The finance ministry in the country has stated that they plan to have new regulations in place by year’s end to have financial institutions operating in the digital currency space to both collect and verify the identity of users before allowing them to open accounts.
The measures will ensure that users aren’t committing crimes like money laundering or tax evasion — similar to how traditional financial institutions (like banks) operate.
No specific dates were announced, but it certainly appears to be a work-in-progress.
Updated tax rules
The finance ministry also added that they have updated their tax regulations to encompass bitcoin at some level.

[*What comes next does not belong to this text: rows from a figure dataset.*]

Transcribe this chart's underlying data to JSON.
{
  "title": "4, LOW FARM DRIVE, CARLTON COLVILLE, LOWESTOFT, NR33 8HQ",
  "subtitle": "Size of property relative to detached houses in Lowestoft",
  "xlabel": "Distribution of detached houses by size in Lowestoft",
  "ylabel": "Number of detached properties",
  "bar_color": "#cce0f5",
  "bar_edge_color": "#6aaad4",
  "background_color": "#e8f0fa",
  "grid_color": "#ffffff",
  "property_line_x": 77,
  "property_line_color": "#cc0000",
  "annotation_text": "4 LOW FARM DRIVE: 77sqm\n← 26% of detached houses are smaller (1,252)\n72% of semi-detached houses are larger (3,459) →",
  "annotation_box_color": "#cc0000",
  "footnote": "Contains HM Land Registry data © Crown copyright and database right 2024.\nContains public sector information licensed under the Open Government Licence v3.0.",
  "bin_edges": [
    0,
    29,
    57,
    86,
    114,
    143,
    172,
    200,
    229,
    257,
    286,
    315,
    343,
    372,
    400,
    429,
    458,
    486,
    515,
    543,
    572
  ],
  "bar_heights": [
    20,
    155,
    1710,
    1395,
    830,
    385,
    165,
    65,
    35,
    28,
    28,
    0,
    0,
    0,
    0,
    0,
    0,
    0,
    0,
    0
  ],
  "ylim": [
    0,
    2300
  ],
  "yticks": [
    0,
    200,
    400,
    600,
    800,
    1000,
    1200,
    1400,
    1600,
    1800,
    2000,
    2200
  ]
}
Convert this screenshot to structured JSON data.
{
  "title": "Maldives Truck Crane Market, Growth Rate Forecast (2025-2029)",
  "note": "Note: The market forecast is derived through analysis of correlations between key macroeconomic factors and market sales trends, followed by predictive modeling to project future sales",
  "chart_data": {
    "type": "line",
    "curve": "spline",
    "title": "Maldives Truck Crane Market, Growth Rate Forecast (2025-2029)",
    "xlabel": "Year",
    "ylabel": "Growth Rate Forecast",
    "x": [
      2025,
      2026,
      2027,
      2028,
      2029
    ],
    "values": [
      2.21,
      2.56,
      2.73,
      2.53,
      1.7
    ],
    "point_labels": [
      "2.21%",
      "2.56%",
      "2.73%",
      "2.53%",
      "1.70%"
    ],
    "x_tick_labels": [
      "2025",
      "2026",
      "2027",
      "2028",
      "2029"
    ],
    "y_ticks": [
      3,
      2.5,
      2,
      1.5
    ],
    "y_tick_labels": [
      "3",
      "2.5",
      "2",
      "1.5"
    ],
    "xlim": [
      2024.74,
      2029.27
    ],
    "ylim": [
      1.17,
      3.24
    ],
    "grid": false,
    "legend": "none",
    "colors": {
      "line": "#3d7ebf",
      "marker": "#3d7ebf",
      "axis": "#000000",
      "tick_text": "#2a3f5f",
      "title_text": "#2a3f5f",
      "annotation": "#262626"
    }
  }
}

Profits from bitcoin sales will be subject to a capital gains tax, which can be significant.
The move follows in the footsteps of regulations already implements in the United States and United Kingdom, however, so it shouldn’t come as a surprise.
The Wall Street Journal also reports that France will be classifying bitcoin as an asset that add to their owners’ wealth, therefore making them subject to the country’s “fortune tax.”
Just yesterday, Argentina’s Financial Intelligence Unit announced that financial institutions are now required to “report operations performed with virtual coins,” in accordance with a newly-passed resolution, enacted on the 4th of July.
As the expansion of bitcoin and other digital currencies continue,many expect to see much more of this type of legislative involvement. In New York, for example, the state’s Department of Financial Services will shortly be released regulatory rules for both consumers and businesses.